Joint Relay Antenna Selection and Zero-Forcing Spatial Multiplexing for MIMO Two-Way Relay with Physical-Layer Network Coding

We consider a multiple-input multiple-output (MIMO) two-way relay network with two N-T-antenna (N-T >= 2) end nodes and one dedicated N-R-antenna (N-R > N-T) relay node. A physical-layer network coding (PNC) based joint relay antenna selection and zero-forcing (ZF) spatial multiplexing scheme is proposed to support N-T streams of bidirectional data exchanging with the help of N-T out of N-R selected antennas at the relay node. The optimum relay antennas are selected by a Max-Min criterion with respect to the post-processing SNR of the whole system and then the linear ZF based MIMO two-way relay transmission is achieved with the help of the selected relay antennas.
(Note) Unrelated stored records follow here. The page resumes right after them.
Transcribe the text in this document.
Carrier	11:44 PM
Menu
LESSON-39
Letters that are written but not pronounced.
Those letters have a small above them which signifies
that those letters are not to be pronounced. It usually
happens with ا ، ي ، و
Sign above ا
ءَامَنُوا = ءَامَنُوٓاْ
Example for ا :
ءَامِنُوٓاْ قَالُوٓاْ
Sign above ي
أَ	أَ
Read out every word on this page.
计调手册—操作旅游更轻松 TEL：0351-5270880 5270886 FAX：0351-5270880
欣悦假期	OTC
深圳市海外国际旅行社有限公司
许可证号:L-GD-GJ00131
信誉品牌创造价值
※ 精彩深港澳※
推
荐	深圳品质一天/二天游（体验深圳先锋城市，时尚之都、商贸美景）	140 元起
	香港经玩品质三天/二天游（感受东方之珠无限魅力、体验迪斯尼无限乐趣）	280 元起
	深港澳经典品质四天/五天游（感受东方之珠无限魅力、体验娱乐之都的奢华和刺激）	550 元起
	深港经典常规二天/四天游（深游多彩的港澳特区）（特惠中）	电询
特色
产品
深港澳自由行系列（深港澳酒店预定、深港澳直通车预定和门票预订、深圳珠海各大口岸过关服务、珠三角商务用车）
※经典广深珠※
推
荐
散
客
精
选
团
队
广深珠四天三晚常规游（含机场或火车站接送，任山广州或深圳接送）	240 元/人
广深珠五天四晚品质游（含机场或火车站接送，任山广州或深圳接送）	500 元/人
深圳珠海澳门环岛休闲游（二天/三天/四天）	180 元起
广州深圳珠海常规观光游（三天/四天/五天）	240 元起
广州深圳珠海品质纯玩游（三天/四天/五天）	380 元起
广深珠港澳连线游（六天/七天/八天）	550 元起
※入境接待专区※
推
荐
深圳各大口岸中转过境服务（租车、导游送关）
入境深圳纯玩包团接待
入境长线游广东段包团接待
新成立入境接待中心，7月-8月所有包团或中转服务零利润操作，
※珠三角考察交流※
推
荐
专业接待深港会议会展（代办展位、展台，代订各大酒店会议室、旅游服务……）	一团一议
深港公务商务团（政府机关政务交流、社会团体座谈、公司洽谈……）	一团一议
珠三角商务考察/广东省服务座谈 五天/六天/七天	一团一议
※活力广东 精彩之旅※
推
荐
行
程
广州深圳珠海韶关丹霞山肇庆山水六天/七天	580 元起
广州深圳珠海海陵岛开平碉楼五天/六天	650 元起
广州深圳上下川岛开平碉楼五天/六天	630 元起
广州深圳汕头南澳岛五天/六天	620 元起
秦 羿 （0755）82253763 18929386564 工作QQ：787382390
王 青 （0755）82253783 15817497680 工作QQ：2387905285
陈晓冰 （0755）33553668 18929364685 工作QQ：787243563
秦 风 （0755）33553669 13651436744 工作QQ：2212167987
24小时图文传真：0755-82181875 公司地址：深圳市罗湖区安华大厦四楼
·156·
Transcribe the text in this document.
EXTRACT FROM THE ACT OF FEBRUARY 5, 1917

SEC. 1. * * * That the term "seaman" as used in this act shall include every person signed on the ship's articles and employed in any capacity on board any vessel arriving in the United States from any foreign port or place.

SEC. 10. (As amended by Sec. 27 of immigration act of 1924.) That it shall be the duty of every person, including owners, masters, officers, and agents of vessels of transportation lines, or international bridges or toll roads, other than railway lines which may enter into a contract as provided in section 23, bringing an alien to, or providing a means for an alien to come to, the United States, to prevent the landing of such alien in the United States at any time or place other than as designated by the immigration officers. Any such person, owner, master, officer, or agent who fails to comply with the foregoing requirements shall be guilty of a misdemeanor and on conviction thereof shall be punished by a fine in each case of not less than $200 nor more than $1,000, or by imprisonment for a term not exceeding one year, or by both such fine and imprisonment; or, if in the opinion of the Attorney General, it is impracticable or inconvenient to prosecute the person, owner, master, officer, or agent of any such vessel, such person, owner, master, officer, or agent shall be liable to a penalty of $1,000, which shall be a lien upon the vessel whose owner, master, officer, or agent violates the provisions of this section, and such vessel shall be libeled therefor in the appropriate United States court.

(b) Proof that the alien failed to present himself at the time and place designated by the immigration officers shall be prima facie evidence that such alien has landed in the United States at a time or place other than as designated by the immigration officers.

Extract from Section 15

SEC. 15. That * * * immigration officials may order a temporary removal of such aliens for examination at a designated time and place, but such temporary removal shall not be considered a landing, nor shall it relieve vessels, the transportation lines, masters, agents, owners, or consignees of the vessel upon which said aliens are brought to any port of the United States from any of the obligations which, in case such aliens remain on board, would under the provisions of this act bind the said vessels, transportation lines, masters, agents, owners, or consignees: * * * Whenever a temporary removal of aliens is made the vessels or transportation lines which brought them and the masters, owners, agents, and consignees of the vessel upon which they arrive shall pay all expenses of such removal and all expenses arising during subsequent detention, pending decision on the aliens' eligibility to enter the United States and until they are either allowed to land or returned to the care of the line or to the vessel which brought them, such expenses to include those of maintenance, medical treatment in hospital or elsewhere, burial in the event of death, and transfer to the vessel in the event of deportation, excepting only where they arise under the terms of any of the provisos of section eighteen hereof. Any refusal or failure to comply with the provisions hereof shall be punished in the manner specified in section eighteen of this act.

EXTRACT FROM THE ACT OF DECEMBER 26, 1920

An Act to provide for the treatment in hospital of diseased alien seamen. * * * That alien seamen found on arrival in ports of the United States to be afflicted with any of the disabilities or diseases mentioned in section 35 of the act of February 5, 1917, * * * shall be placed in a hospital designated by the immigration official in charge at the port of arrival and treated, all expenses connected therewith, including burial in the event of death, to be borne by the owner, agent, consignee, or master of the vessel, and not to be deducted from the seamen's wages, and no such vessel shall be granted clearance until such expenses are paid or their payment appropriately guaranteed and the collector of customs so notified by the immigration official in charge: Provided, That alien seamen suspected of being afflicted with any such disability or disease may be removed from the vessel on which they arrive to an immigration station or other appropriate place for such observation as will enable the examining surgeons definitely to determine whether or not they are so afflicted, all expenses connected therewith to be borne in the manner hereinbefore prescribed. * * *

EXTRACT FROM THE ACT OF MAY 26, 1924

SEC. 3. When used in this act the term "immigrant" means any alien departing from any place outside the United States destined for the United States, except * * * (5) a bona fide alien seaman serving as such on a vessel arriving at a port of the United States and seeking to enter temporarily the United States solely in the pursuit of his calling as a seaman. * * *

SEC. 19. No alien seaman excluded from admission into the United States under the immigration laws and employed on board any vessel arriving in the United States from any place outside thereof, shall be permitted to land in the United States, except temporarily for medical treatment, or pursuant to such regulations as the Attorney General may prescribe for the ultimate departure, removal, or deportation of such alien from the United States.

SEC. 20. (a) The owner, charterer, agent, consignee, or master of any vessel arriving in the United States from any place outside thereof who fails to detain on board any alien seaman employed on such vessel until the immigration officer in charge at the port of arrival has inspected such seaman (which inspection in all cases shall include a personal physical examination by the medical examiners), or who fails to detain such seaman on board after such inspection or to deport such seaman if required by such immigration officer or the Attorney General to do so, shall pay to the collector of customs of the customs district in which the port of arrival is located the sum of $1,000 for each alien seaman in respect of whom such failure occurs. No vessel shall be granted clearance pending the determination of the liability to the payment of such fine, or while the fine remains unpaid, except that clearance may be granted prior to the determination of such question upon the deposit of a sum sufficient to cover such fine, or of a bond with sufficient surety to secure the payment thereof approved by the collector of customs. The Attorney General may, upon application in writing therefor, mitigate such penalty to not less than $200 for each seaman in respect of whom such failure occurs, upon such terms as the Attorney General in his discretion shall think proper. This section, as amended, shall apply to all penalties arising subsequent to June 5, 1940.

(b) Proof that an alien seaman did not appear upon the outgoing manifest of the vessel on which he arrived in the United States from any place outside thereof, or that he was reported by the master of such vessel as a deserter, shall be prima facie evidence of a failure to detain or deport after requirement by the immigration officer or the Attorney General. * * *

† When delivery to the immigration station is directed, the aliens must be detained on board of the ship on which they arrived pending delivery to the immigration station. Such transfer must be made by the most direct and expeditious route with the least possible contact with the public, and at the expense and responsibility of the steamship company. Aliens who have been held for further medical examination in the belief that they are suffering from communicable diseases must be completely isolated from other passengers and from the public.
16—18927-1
The optimum relay antenna selection not only fulfills the ZF based scheme's requirement on the number of effective relay antennas but also provides an end-to-end diversity advantage to the N-T streams of bidirectional data exchanging with linear transceiver at each end node. The diversity order of the proposed scheme is analyzed. Explicit diversity order d = N-R - 1 is obtained theoretically for N-T = 2 streams of bidirectional data exchanging. For N-T >= 2 cases, a conjecture that d = N-R - N-T + 1 is obtained based on simulation results.